Success only flourishes in perseverance -- ceaseless, restless perseverance.
--Baron Manfred Von Richtofen

Saturday, May 23, 2009

The Heavy Hitters

Or, The Writing is Only as Strong as its Weakest Adverb

At the workshop I went to recently, my friend Kathleen talked about the beautiful story in our heads, and how the manuscript isn't that beautiful story. It's just a bunch of stupid, clumsy words we're trying to use to recreate our beautiful story in the reader's head. (I think she was quoting someone else, but I can't remember who.) Anyway, she's right. My feeling is that we want to make the stupid, clumsy words become as transparent as we can make them, so that the reader doesn't notice that he's reading. He's living that beautiful story we've created. The real heavy hitters to achieve that are the nouns and the verbs. Vibrant, active words. Adjectives and adverbs are less "transparent," if that makes any sense. Adjectives can be good if you don't overdo it, but adverbs almost always jump out and say, "You're reading something here." I'm not saying never use adverbs. Some well placed adverbs can work splendidly (adverb :p). But overdone, they become distracting and weaken the prose. I'll try and give an example:

Weak:
She almost had him. Her fingertips lightly touched his waist as a cold, dark hand closed around his arm and pulled him roughly away from her. "Caleb!" she cried loudly. She couldn't think, couldn't breath. His terrified cries achingly broke her heart.

Strong:
She almost had him. Her fingertips brushed against his waist as a cold, dark hand closed around his arm and snatched him away from her. "Caleb!" She couldn't think, couldn't breathe. His terrified cries shattered her heart.

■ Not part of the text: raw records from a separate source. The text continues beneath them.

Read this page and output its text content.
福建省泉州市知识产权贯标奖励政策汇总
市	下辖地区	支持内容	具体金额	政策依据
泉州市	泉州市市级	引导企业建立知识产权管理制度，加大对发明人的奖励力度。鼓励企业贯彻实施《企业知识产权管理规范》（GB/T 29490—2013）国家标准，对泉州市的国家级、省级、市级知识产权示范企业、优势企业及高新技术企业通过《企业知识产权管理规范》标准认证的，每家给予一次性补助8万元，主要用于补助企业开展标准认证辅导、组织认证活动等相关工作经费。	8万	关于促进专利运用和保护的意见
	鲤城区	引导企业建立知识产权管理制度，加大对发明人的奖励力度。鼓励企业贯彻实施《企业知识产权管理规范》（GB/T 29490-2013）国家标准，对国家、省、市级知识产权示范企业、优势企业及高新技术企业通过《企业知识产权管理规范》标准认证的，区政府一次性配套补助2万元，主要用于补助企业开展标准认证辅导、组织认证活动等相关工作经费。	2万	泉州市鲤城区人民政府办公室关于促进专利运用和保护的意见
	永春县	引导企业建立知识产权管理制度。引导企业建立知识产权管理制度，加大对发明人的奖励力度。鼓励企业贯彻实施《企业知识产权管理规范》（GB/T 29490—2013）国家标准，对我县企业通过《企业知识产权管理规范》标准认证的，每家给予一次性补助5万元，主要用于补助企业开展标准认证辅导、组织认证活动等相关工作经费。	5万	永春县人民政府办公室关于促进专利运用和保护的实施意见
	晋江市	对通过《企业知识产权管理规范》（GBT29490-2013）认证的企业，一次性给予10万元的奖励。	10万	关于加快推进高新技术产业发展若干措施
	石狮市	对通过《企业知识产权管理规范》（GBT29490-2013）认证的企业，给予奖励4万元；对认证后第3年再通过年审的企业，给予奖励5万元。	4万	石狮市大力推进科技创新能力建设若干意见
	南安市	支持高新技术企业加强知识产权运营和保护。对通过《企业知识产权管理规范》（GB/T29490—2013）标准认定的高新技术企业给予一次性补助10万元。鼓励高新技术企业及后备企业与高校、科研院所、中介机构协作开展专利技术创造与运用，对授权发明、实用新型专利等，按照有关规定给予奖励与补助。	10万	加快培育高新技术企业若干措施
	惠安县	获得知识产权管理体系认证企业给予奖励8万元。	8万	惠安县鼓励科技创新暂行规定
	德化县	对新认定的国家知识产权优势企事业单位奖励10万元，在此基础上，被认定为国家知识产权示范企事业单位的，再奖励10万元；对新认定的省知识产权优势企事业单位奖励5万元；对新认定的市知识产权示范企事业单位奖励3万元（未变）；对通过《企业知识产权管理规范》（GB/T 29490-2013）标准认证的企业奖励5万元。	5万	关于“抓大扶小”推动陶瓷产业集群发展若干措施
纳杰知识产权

You can replace "lightly touched" with "brushed," "pulled him roughly" with "snatched" and "achingly broke" with "shattered." And "she cried loudly" doesn't need to be in there at all.

Make sense? Happy writing!

6 comments:

Selena said...

Good advice. Thanks!

Danyelle said...

I agree. :) To some, adverbs are the bane of life. For me, they are a spice that is there for a reason, but shouldn't be slathered on.

Mary Moss said...

Very good advice! As one of 'too many words' I will definitely take this to heart:-)

Nisa said...

Danyelle, I love slathering on spices! lol

Okay, I'm guilty of loving adverbs too... What about in dialogue? I think that's probably where I use them the most. I have a lot to fix... My cooking will remain very garlicky however. :P

Great post, Angie!

Cynde L. Hammond said...

How "write" you are, Angie!
Great post! By the way...your children in the chair are precious. I bet the rest of them are equally as adorable.

Thanks for signing up to "follow" my blog--I just did the same with yours (and I love it, too--it's great!)

Sincerely,
Cynde
Cynde's Got The Write Stuff

Suzette Saxton said...

What good examples! Death to adverbs!